Muchos autores hacen una diferencia entre felicidad y bienestar. "El bienestar proviene de hábitos de vida que promueven la salud, las relaciones sanas y el crecimiento personal". Otros, sin embargo, la definen como una actitud personal. El bienestar cuesta trabajo. Hacer ese trabajo, puede no hacer feliz al niño en el momento y a este bienestar se debe tender. Una relación saludable se construye mediante interacciones innumerables. Cada niño necesita ser amado y no existe una manera correcta de hacerlo. Ellos requieren acceso continuo y directo a las personas con la cuales pueden desarrollar relaciones saludables y de apoyo.
La Dra. Blanca M. Openk, manifiesta: "Si un niño es feliz está bien en cualquier lugar". Es necesario poner en práctica la pedagogía del amor, de la proximidad, el abrazo continuo, el corazón que ama y educa al mismo tiempo. La pedagogía de la exigencia, corrección, educando la voluntad, a fin de que el niño aprenda a valorar la vida, el límite como hábito, en el buen manejo de su libertad. Educar a un niño para que sea feliz, no implica sólo pensar en sus aprendizajes sistemáticos, sino trabajar su autoestima, valorizándola, haciendo que viva más emociones positivas que negativas, escuchando sus sentimientos, dándoles su identidad.
Muchos padres quieren hijos exitosos y el sistema educativo premia al de mejor nota. La escuela tradicional ha funcionado evaluando el éxito. Hoy, es necesario otros indicadores. Es necesario plantearse nuevos paradigmas, diseños curriculares y profesionales que lo lleven a cabo. Es importante la estimulación temprana porque disfruta aprendiendo, desarrolla su creatividad e imaginación, sus capacidades, fortalezas y además reconoce sus debilidades.
En la escuela, el niño comparte con otros, sale para enfrentarse con un mundo lleno de exigencias. Es de vital importancia como padres de familia y educadores estimular constantemente a los niños en las diferentes etapas y así, dar respuestas a las exigencias sociales y personales. "Un niño es feliz en la escuela, cuando lo es en la casa, ésta es su base y los rieles por los que transitará toda la vida. La escuela debe acompañar este proceso educativo caminado en la misma dirección". (Dra. Blanca M. Openk). Conseguir que nuestros hijos sean felices es una de las principales metas, aunque no siempre es fácil conseguirlo. Tener un niño feliz debe ser el propósito de los padres así como docentes y toda la sociedad.

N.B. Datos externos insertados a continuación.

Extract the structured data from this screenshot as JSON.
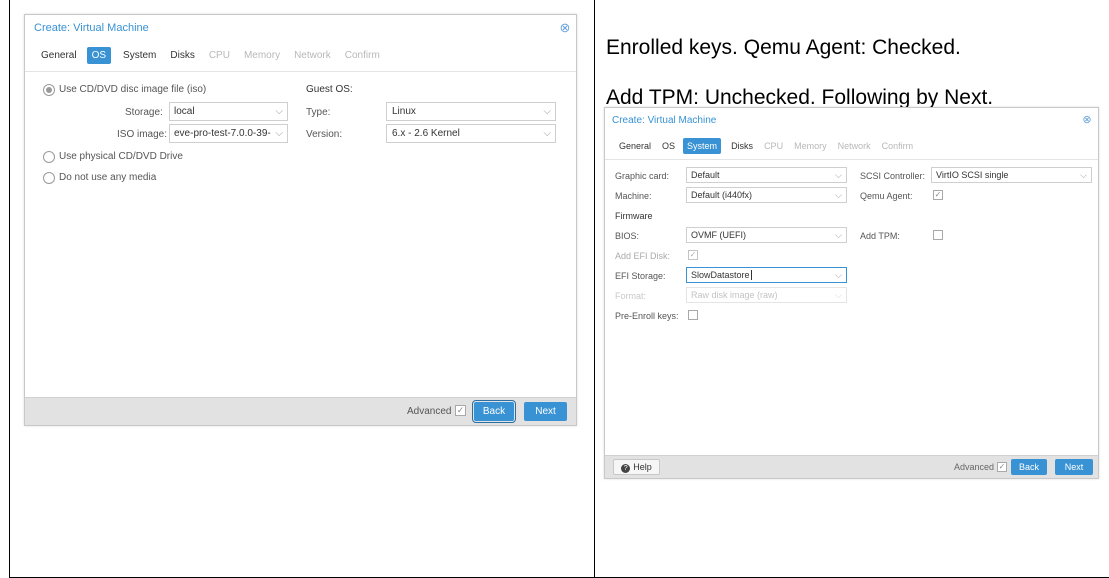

Para la psicóloga Silvia Álava, el 50% de la felicidad se debe a factores genéticos, un 10% a la circunstancias vividas, y el 40% a la actividad emocional que podemos aprender a controlar. El trabajo propone fomentar la gratitud, la amabilidad, el trabajo en equipo y realizar actividades con los hijos.
Los niños amables experimentan más satisfacciones y energía, son más cariñosos, agradables y gozan de aceptación social. Dar las gracias favorece la estabilidad mental y enriquece el crecimiento de los niños, ellos valoran más lo que tienen y a su entorno. También podríamos considerar que los niños positivos son seguros y creen más en sí mismos. Tienen mayor control de su mente. Los niños son más felices si consiguen sus objetivos por sus propios méritos, debemos animarlos en este sentido. También es necesario administrar dosis de "Vitamina No". La obligación básica es equipararlo con las habilidades que necesitará para buscar con éxito la felicidad por sí mismo. Recuerden que cuando un niño dice que está aburrido, lo que en realidad nos está diciendo es que le hemos dado demasiadas cosas y pronto. "Para criar niños sanos y felices no los contaminemos con nuestras neurosis no resueltas, nuestros propios deseos, miedos e ideologías. Antes de traerlos al mundo estemos nosotros sanos y felices y, sólo luego, podremos criar hijos sanos y felices", (Osho).
(*) Especialista en educación, escritora y productora del programa Botica Educativa Radio Sarmiento.